Jose Torres Lopez Qualifying Exam
Nov
22
2024
Nov
22
2024
Description
Abstract: Two-dimensional moiré materials are characterized by their ample tunability, large periodicity lengths, and strong electronic interactions. In particular, electrons and holes can easily be doped and coupled in these systems, leading to interesting charge excitations such as excitons, which are bound states of electrons and holes. When the bound electrons carry a minority spin relative to the background, the resulting exciton is called a spin-polaron. In this talk, I will present two exact diagonalization studies involving excitons and polarons in moiré materials. The first is a generalization of the continuum moiré model, where we introduce independent moiré potentials that allow for relative polarization of the electron and hole. We apply this model to study polarization-induced trapping of the exciton at moiré domain boundaries, which lifts the degeneracy at zero momentum between the linear and quadratic valley modes induced by electron-hole exchange interaction. Second, we study pairing of spin-polarons that are known to be the preferred charge excitation, for suitable parameter regimes, in moiré transition-metal-dichalcogenide bilayers described by the Hubbard model.
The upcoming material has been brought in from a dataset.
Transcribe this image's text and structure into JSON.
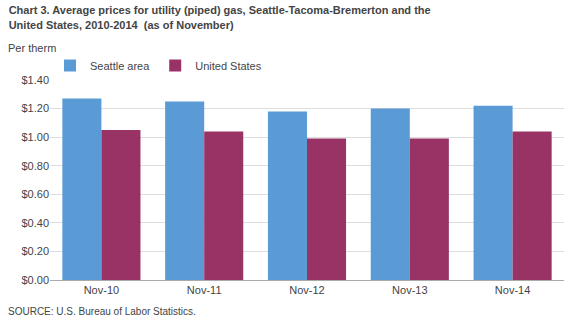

We stack two such moiré-Hubbard lattices, coupling them via interlayer tunnel, and identify a range of experimentally realistic parameters where the system forms a layer antiferromagnet that gives rise to the formation of charge 2e bipolarons upon hole doping. We investigate the resulting superconductivity emerging from bipolaron condensation, as well as the stability of the bipolaron against different perturbations and larger polarons.